TIM AND PENNY COOK HAD settled in for a quiet Friday evening in their Seattle condo with their two-month-old son. "We were new parents, and we were just looking forward to getting some sleep," Tim says of that March night.

Fat chance. Just before dinner they heard a knock at the door. Penny answered, but there was no one there. Strange. Then she spotted a notice tacked to the door. It was from a foreclosure company hired by their mortgage lender, Washington Mutual. Penny snatched it and rushed inside. "It's a notice of default!" she blurted to Tim. "They want to foreclose on our house!"

Tim, a network engineer at Microsoft, was shocked. How could this be? They had never missed a payment. They even had proof: canceled checks showing that Washington Mutual had received and cashed each of their payments before it was due. Still more frustrating, Tim had already faxed those canceled checks to WaMu after late fees had started popping up on the couple's statements. What was going on?

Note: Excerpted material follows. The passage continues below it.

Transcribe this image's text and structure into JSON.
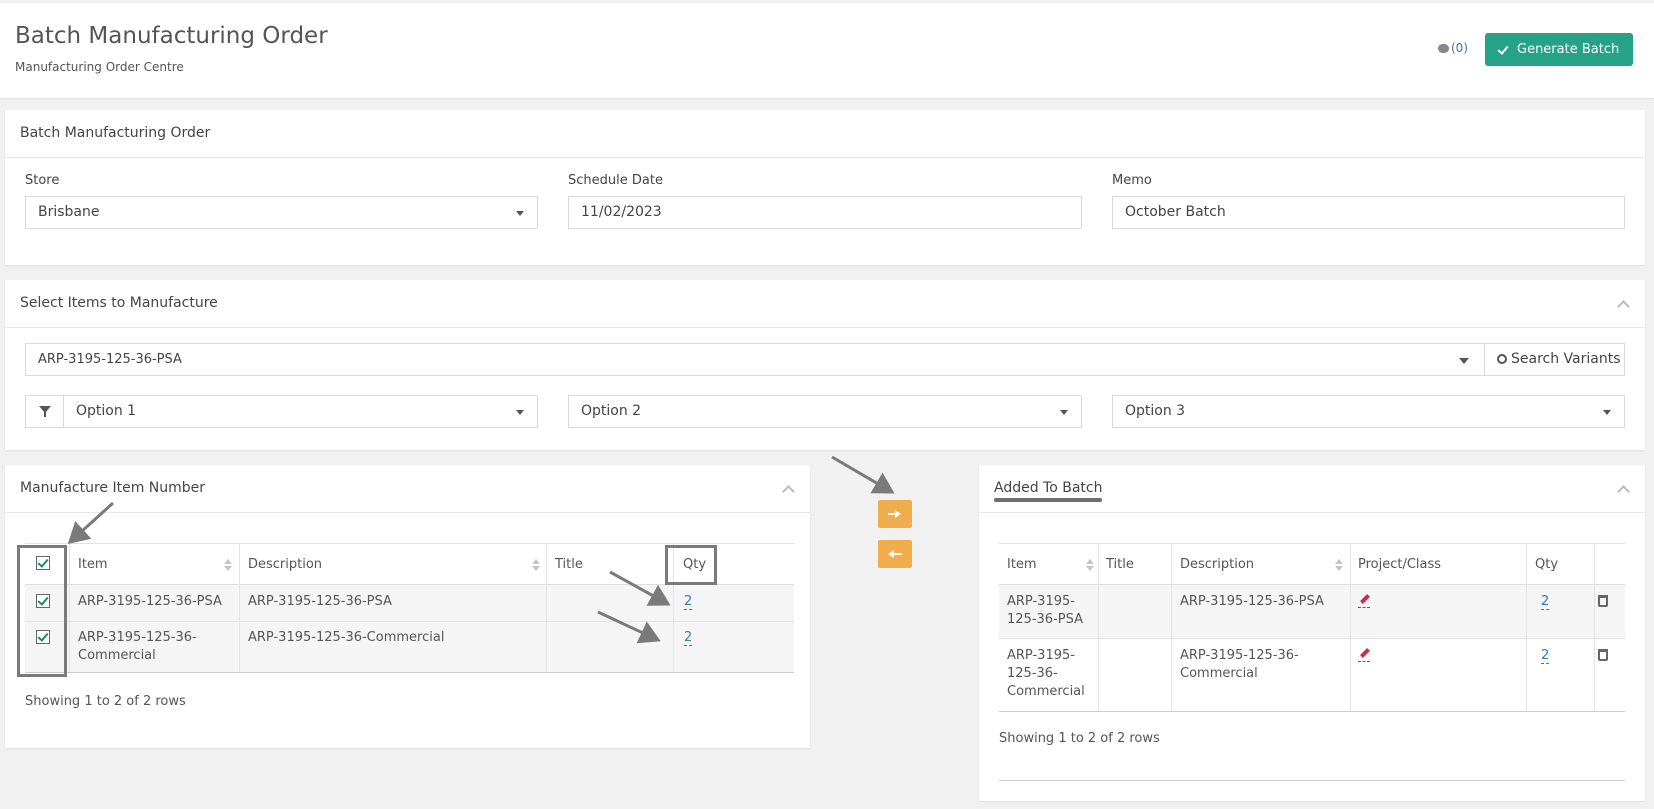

Penny could only imagine the worst. "I was beside myself all weekend," she recalls. "I thought, 'We're going to be kicked out on the street with our little baby.' It was devastating."

The Cooks contacted the bank's foreclosure department, which, in turn, asked the couple to re-fax the seven canceled checks and wait 20 days for it to look into the problem. "Six weeks later," recalls Tim, "they suddenly said they only had three of the checks we faxed, but we were 'welcome' to provide the rest of the documentation."

The Cooks were running out of time. By then it was May, and a notice in a local publication announced that their home was to be auctioned off July 19. Just as frightening, their credit rating was getting hammered. Bank of America froze their home equity line of credit. American Express slashed their charge card limit in half. And with their credit in tatters, the Cooks had to put off plans to buy a car and refinance their mortgage. "We were getting all kinds of solicitations from people who deal with bankruptcy and foreclosures," adds Penny. "It was embarrassing."